До подъема еще два часа. Мне никто не мешает думать, и я вспоминаю Зою.

«С сердцем добрым и кротким…» — так написал Тургенев о Лизе Калитиной. Так я думаю о Зое. Героиня «Дворянского гнезда» жила в прошлом столетии. Зоя совсем не похожа на нее, но я связываю эти два имени в одно. Я перечитывал «Дворянское гнездо» раз пять и каждый раз убеждался: у Лизы Калитиной и Зои Петриной есть что-то общее. Но что? Я сравнивал их внешность — не подходит, прикидывал так и сяк — то же самое. Когда мне надоедало это, я говорил себе: «У них нет ничего общего. Просто я вбил это в голову».
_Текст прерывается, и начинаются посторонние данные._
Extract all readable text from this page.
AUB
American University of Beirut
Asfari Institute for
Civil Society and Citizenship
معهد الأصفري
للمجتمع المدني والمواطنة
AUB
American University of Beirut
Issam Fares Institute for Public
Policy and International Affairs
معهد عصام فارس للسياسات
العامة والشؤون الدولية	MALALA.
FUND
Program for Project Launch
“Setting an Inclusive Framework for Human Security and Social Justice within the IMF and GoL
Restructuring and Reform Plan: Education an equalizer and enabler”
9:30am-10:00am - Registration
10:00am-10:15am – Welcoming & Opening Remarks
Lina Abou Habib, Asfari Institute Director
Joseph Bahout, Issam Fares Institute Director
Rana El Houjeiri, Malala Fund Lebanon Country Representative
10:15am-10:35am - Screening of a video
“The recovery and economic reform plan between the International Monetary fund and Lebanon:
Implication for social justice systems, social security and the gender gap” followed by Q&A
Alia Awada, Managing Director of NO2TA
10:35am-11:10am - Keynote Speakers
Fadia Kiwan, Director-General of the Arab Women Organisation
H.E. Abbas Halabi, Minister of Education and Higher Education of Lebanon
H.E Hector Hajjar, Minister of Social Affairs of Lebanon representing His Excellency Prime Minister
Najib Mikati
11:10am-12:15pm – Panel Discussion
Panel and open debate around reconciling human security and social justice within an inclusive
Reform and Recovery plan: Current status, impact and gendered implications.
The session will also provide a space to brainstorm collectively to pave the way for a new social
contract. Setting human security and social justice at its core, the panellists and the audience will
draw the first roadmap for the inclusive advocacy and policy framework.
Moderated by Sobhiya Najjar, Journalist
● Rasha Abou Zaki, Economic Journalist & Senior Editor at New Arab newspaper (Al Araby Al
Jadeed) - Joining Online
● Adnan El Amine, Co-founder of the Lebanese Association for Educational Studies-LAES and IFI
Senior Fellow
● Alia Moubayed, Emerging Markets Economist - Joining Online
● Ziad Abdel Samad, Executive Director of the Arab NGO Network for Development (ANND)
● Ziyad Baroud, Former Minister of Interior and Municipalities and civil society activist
Да и в самом деле, что может быть общего у наследницы богатого имения, ставшей монахиней, и у дочери советского инженера, прадед которого, возможно, был собственностью хозяев дворянского гнезда?

Я никогда не видел Зоиного отца, но почему-то думал: «Она похожа на него». От матери в Зое ничего нет. У ее матери волосы темные, у дочери они отливают рыжиной. Нос у Зои точеный, с горбинкой, у матери — вздернутый. Зоину мать природа наградила мощным бюстом, широкой спиной, а Зоя — само изящество. Я часто говорил ей:

— Поступай в балетную студию — примой будешь.
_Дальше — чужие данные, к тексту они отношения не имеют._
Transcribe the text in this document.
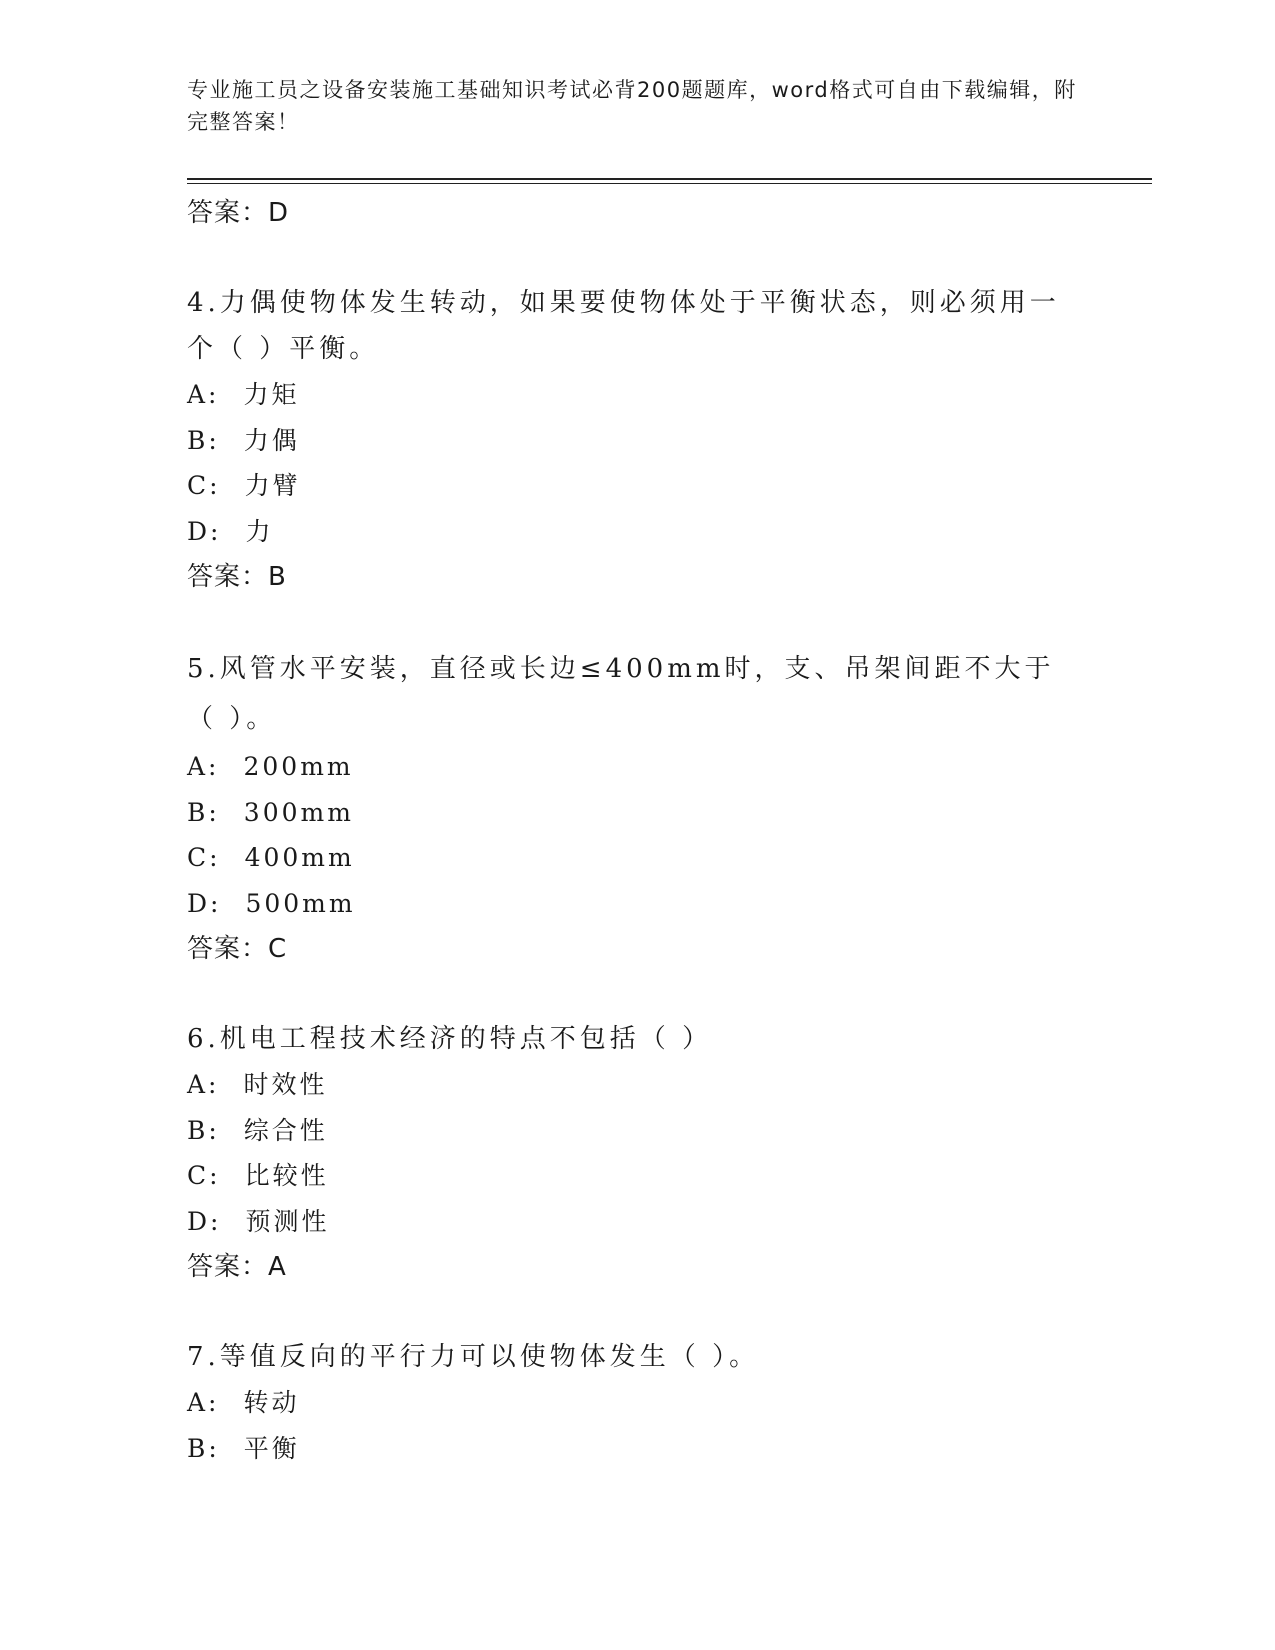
专业施工员之设备安装施工基础知识考试必背200题题库，word格式可自由下载编辑，附完整答案！
答案：D
4.力偶使物体发生转动，如果要使物体处于平衡状态，则必须用一个（ ）平衡。
A: 力矩
B: 力偶
C: 力臂
D: 力
答案：B
5.风管水平安装，直径或长边≤400mm时，支、吊架间距不大于（ ）。
A: 200mm
B: 300mm
C: 400mm
D: 500mm
答案：C
6.机电工程技术经济的特点不包括（ ）
A: 时效性
B: 综合性
C: 比较性
D: 预测性
答案：A
7.等值反向的平行力可以使物体发生（ ）。
A: 转动
B: 平衡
— Ну тебя! — отшучивалась Зоя.

Когда она уехала на Урал, я тосковал. Уже на следующий день стал ждать от нее весточку. Спрашивал почтальоншу:

— Есть мне?

— Пишут, — отвечала почтальонша.

Десять дней так отвечала. А потом пришло письмо. Помню, я притопал с работы — грязный, усталый, и увидел: из двери торчит конверт. Самый настоящий конверт с напечатанной типографским способом маркой! Несмотря на усталость, я чуть не бросился вприсядку. Зоя писала, что каждый день вспоминает меня. От счастья я весь вечер ходил хмельной, даже о голоде позабыл.

Зоины письма всегда при мне. Когда мне удается остаться в казарме одному — это случается до обидного редко — я достаю ее письма и смотрю на них. Просто смотрю. Я не перечитываю их потому, что помню каждую строчку наизусть. Зоины письма пахнут Зоей. Передать это словами нельзя.